Comissão afasta artigo que trata de ato discriminatório e pune clube por descumprimento ao regulamento

11/02/2020

Fluminense é advertido por gritos de “time assassino”

O Fluminense foi julgado nesta terça-feira (11), pela Segunda Comissão Disciplinar, pelos gritos de “time assassino”, vindos das arquibancadas tricolores, no último Fla-Flu. Os auditores analisaram a denúncia, as provas e as defesas e decidiram, em primeira instância, aplicar advertência. Além desse fato, os clubes foram multados por atraso, Flamengo em R$ 1 mil e Fluminense em R$ 2 mil. O auxiliar técnico Maurício Dulac, do time das Laranjeiras, expulso por reclamação, também foi advertido.

ENTENDA O CASO

No dia 29 de janeiro, Flamengo e Fluminense jogaram pela quarta rodada da Taça Guanabara. Na ocasião, parte da torcida visitante entoou das arquibancadas o grito de “time assassino”, em referência à tragédia que ocorreu no Ninho do Urubu, em fevereiro de 2019, quando 10 jogadores da base rubro-negra morreram em um incêndio no CT.

O episódio foi amplamente noticiado na imprensa e a Procuradoria anexou aos autos matérias jornalísticas e vídeos para embasar a denúncia. Porém, na súmula, nada foi relatado pelo árbitro Rodrigo Carvalhaes de Miranda ou qualquer outra autoridade da partida.

O procurador-geral, André Valentim, que preparou a denúncia, frisou que cabe a cada clube orientar a própria torcida quanto ao cometimento de infrações, sob o risco de ser punido pelas atitudes de terceiros. A acusação incluiu o Fluminense no artigo 243-G do CBJD, que fala em “praticar ato discriminatório, desdenhoso ou ultrajante, relacionado a preconceito em razão de origem étnica, raça, sexo, cor, idade, condição de pessoa idosa ou portadora de deficiência”, mas também entendeu que o Tricolor deveria ser punido pelo artigo 191 III do CBJD.

“Comprovadamente houve a infração prevista no artigo 191 do CBJD, por três vezes, uma vez que houve descumprimento do Regulamento Geral das Competições, do Código Disciplinar da FIFA e do Estatuto do Torcedor, conforme dispõe o CBJD: deixar de cumprir, ou dificultar o cumprimento: I – de obrigação legal; II – de deliberação, resolução, determinação, exigência, requisição ou qualquer ato normativo ou administrativo do CNE ou de entidade de administração do desporto a que estiver filiado ou vinculado; III – de regulamento, geral ou especial, de competição.”

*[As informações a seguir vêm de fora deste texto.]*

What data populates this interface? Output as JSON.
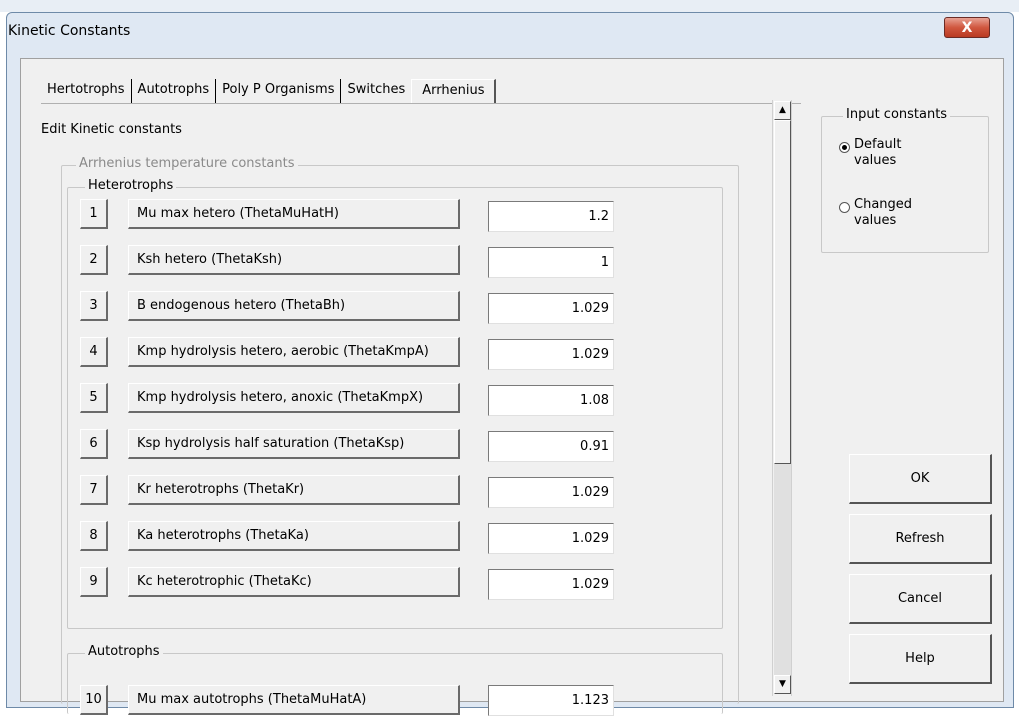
{
  "window": {
    "title": "Kinetic Constants",
    "close_label": "X"
  },
  "tabs": [
    "Hertotrophs",
    "Autotrophs",
    "Poly P Organisms",
    "Switches",
    "Arrhenius"
  ],
  "active_tab": "Arrhenius",
  "edit_label": "Edit Kinetic constants",
  "outer_group": "Arrhenius temperature constants",
  "heterotrophs": {
    "label": "Heterotrophs",
    "rows": [
      {
        "num": "1",
        "name": "Mu max hetero (ThetaMuHatH)",
        "value": "1.2"
      },
      {
        "num": "2",
        "name": "Ksh hetero (ThetaKsh)",
        "value": "1"
      },
      {
        "num": "3",
        "name": "B endogenous hetero (ThetaBh)",
        "value": "1.029"
      },
      {
        "num": "4",
        "name": "Kmp hydrolysis hetero, aerobic (ThetaKmpA)",
        "value": "1.029"
      },
      {
        "num": "5",
        "name": "Kmp hydrolysis hetero, anoxic (ThetaKmpX)",
        "value": "1.08"
      },
      {
        "num": "6",
        "name": "Ksp hydrolysis half saturation (ThetaKsp)",
        "value": "0.91"
      },
      {
        "num": "7",
        "name": "Kr heterotrophs (ThetaKr)",
        "value": "1.029"
      },
      {
        "num": "8",
        "name": "Ka heterotrophs (ThetaKa)",
        "value": "1.029"
      },
      {
        "num": "9",
        "name": "Kc heterotrophic (ThetaKc)",
        "value": "1.029"
      }
    ]
  },
  "autotrophs": {
    "label": "Autotrophs",
    "row": {
      "num": "10",
      "name": "Mu max autotrophs (ThetaMuHatA)",
      "value": "1.123"
    }
  },
  "input_constants": {
    "label": "Input constants",
    "default_line1": "Default",
    "default_line2": "values",
    "changed_line1": "Changed",
    "changed_line2": "values",
    "selected": "default"
  },
  "buttons": {
    "ok": "OK",
    "refresh": "Refresh",
    "cancel": "Cancel",
    "help": "Help"
  },
  "scroll_icons": {
    "up": "▲",
    "down": "▼"
  }
}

Veja o que dizem os regulamentos apontados pela Procuradoria:

RGC – Artigo 14 § 7º – Os clubes, sejam mandantes ou visitantes, são responsáveis por qualquer conduta imprópria do seu respectivo grupo de torcedores nos termos do art. 67 do Código Disciplinar da FIFA, considerando-se conduta imprópria tumulto, desordem, invasão de campo, violência contra pessoas ou objetos, uso de laser ou de artefatos incendiários, lançamento de objetos, exibição de slogans ofensivos ou com conteúdo político, ou sob qualquer forma, a utilização de palavras, gestos ou músicas ofensivas. 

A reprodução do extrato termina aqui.